Expected three turns, each with the literal handoff line. Turn 2 should call helmdeck__content-ground once and report claims_grounded ≥ 4 with skipped entries surfaced. Turn 3 should call artifact.put + verify_manifest with all_present: true.

If any turn drops the handoff line, simplifies the workflow (single-response collapse), fabricates citation URLs, or skips a mandatory tool call: that's a Gemma-4-specific finding worth capturing in the profile YAML's community_traces[] — see docs/howto/add-free-models.md § 7 for the contribution path.

What to capture for the empirical trace

For the YAML's comparison_traces[] entry, capture:

MetricNotes
real_artifact_put_callsActual put calls (not text claims)
real_verify_manifest_calls + all_presentAudit-callback outcome
real_content_ground_calls + claims_grounded + skippedGrounding behavior
citation_urls_fabricated_countSpot-check final draft; count URLs not in grounding response
thinking_mode_usedon / off
hallucination_countFake manifest entries / deposits
simplification_observedDid the model take a shortcut?

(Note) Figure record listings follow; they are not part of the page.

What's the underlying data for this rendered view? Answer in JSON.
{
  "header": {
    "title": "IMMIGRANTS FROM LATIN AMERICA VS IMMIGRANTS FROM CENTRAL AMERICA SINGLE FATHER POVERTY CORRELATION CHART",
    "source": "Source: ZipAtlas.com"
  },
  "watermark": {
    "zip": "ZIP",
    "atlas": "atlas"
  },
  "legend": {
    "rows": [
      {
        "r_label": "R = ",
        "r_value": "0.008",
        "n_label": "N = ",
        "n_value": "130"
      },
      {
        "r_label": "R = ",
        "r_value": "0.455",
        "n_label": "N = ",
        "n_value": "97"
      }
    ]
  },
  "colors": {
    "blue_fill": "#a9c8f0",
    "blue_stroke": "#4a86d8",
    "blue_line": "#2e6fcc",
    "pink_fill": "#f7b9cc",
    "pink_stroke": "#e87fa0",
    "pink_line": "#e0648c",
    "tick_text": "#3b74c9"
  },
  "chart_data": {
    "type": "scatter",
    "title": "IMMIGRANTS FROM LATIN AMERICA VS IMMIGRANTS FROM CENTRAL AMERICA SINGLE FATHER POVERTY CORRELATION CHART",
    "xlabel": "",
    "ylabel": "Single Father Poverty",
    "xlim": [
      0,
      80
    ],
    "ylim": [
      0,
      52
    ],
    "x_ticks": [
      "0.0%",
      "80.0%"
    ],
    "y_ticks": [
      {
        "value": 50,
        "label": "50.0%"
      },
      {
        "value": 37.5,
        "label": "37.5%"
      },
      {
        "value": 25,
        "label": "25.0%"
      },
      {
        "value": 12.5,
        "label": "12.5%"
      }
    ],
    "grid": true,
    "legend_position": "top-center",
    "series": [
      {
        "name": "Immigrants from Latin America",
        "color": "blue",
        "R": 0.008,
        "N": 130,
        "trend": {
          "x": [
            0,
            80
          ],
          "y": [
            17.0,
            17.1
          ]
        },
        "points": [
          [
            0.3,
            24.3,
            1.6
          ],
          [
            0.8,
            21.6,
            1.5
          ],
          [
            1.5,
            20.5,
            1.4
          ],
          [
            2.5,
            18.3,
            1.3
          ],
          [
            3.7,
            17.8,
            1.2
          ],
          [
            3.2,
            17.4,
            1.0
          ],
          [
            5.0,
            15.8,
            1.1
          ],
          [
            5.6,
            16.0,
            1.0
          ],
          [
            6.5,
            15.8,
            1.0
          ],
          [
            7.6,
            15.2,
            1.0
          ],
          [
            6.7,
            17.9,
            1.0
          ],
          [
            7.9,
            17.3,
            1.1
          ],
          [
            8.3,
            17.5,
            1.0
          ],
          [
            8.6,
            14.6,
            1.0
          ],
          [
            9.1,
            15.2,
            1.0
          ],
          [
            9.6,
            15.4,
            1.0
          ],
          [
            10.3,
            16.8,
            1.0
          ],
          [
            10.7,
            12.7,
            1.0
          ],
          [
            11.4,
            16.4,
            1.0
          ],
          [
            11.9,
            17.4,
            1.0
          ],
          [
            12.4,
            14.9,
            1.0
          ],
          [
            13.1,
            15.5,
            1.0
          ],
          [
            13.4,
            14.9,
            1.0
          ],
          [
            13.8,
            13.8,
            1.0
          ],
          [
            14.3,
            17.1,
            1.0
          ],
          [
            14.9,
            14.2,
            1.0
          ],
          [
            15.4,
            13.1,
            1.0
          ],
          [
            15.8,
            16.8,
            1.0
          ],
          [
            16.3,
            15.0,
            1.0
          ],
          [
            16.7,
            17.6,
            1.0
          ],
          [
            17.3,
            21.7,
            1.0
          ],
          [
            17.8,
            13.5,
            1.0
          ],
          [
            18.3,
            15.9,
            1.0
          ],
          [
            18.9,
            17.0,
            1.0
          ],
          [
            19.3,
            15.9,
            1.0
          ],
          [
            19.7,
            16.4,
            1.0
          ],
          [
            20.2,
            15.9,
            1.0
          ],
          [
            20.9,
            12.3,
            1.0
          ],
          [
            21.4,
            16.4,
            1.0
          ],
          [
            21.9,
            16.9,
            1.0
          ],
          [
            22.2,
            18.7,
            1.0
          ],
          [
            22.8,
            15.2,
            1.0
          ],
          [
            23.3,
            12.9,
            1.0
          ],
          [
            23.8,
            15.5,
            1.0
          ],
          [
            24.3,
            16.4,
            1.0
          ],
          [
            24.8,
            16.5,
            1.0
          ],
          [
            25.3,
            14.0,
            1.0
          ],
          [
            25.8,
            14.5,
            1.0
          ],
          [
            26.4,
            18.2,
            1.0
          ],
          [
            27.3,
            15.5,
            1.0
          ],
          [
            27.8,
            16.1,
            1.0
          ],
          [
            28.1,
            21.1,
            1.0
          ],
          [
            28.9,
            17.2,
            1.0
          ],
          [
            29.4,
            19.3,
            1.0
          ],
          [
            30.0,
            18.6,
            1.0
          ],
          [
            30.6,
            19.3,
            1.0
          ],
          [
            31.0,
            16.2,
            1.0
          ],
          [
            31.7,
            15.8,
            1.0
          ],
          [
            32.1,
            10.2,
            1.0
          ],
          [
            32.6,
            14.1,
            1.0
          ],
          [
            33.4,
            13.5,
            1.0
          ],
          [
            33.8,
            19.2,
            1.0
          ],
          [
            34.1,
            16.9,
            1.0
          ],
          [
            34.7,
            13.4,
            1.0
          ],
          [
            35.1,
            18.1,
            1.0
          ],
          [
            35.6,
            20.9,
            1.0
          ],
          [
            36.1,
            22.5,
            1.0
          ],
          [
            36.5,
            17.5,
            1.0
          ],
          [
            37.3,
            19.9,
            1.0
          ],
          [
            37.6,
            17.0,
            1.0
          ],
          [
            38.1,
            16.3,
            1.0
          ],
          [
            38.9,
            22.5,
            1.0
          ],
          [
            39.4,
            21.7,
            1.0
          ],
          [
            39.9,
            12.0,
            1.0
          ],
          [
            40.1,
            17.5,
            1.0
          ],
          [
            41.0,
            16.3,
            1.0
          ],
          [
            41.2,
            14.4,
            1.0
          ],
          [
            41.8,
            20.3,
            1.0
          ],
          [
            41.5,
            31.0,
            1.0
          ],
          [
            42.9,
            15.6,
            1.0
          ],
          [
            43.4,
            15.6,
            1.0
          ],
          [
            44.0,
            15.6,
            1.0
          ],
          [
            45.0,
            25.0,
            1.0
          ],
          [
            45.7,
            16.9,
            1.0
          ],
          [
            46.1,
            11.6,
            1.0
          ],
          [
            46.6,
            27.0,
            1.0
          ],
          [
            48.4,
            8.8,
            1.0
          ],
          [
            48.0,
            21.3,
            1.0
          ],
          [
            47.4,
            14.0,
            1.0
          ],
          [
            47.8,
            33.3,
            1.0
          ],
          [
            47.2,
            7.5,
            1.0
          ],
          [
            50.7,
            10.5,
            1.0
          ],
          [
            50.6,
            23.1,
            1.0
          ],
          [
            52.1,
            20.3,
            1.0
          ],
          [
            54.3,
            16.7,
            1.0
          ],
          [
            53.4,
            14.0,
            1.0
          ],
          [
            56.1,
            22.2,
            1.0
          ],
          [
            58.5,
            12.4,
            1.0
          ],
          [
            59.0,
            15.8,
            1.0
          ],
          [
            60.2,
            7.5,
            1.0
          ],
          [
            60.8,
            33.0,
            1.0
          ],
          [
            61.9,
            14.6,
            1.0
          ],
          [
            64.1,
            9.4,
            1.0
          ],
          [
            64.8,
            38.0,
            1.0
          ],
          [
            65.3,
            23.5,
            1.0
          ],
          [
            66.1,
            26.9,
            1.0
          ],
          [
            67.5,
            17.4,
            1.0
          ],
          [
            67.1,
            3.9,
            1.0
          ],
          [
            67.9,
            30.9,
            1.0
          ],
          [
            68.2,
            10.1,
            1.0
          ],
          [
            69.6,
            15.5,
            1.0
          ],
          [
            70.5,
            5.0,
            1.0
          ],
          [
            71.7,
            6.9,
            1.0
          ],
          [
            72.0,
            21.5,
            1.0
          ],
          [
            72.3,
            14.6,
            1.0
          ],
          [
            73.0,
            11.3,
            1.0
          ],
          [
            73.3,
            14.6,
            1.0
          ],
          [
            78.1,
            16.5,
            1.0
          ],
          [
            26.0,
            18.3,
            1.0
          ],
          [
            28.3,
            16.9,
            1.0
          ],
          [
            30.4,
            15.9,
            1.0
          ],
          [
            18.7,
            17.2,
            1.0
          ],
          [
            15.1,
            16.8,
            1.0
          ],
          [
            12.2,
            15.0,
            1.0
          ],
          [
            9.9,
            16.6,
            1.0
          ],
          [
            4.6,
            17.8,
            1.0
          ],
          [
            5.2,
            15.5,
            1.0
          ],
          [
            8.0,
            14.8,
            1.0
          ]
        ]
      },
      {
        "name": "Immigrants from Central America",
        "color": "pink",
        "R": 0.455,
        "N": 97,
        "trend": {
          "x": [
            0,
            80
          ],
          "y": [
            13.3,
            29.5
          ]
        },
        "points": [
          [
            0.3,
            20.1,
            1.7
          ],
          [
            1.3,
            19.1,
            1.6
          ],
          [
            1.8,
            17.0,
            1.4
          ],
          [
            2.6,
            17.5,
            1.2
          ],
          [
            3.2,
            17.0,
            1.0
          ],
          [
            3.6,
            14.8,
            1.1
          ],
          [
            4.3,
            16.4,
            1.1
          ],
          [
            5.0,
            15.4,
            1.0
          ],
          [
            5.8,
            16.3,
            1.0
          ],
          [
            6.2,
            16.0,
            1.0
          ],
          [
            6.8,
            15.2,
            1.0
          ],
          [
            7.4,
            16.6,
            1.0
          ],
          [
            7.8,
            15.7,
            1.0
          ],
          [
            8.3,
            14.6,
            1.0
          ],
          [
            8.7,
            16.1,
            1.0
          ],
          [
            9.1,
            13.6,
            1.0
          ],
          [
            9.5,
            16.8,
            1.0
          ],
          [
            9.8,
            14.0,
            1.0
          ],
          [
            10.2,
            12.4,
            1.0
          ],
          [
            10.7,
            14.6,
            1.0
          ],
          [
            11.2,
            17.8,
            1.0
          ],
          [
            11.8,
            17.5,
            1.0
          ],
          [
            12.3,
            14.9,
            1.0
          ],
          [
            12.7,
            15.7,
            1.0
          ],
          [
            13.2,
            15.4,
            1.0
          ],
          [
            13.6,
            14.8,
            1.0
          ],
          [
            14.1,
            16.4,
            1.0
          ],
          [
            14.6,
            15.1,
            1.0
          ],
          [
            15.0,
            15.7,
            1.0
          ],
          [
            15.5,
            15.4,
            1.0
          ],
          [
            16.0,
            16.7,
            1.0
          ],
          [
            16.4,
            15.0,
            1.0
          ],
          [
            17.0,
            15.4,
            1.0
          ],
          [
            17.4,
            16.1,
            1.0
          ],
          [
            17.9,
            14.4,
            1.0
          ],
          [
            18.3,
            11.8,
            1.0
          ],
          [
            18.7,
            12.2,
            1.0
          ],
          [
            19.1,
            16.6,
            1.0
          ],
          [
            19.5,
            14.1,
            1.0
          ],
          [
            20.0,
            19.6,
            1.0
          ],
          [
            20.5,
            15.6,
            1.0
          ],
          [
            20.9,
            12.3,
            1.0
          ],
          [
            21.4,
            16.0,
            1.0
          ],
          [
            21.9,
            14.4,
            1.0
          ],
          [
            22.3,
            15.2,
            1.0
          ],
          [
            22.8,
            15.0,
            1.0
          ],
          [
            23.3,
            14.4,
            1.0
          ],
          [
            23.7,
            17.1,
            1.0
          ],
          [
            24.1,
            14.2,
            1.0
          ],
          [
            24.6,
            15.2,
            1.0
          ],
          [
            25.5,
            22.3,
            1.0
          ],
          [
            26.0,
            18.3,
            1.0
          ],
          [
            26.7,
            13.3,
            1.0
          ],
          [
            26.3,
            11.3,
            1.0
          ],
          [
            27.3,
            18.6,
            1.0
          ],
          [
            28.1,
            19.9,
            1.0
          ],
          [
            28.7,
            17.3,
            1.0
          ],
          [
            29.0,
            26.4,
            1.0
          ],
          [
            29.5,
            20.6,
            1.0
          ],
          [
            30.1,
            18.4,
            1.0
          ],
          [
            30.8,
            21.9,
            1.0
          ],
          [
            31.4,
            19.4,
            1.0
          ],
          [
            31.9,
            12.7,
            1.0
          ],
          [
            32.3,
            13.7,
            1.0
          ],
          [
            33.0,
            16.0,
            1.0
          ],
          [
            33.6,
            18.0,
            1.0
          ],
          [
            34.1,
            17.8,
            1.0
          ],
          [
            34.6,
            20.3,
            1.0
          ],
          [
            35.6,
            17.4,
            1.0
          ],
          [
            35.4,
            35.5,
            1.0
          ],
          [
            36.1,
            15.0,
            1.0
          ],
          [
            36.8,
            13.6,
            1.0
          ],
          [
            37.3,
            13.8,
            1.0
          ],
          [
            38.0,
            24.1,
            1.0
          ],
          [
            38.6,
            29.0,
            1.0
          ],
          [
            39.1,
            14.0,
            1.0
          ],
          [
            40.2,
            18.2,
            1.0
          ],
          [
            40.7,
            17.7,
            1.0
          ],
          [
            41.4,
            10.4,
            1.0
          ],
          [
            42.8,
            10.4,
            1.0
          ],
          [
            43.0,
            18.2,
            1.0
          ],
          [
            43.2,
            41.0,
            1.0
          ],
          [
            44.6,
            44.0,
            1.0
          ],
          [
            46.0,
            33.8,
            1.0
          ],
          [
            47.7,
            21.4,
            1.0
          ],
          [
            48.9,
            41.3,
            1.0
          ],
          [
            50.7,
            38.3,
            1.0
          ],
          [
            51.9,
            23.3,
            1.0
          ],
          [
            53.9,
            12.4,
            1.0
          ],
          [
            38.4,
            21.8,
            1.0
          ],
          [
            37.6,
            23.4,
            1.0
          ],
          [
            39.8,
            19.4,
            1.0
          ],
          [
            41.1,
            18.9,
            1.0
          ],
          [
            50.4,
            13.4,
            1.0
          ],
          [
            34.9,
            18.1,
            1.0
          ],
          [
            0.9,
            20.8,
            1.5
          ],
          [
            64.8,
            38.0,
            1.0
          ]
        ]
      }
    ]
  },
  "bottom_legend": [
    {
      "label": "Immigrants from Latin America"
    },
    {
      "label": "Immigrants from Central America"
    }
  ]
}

The shape mirrors what landed in models/openai-gpt-oss-120b-free.yaml for gpt-oss in PR #470.

Why three turns instead of one

Workflow-shape-dependent reliability (PR #470 empirical evidence). Single-response workflows that try to do classify-outline-draft-deposit-verify in one turn fail across every tier — including frontier models. Splitting work into explicit turns each small enough to handle reliably (1-2 pack calls per turn, per chain_call_reliability: high in the Gemma 4 profile) is what makes the deposit + verify chain actually fire.

Same shape used for gpt-oss is intentional — it gives comparison_traces[] clean variable isolation: model-family is the only differing dimension.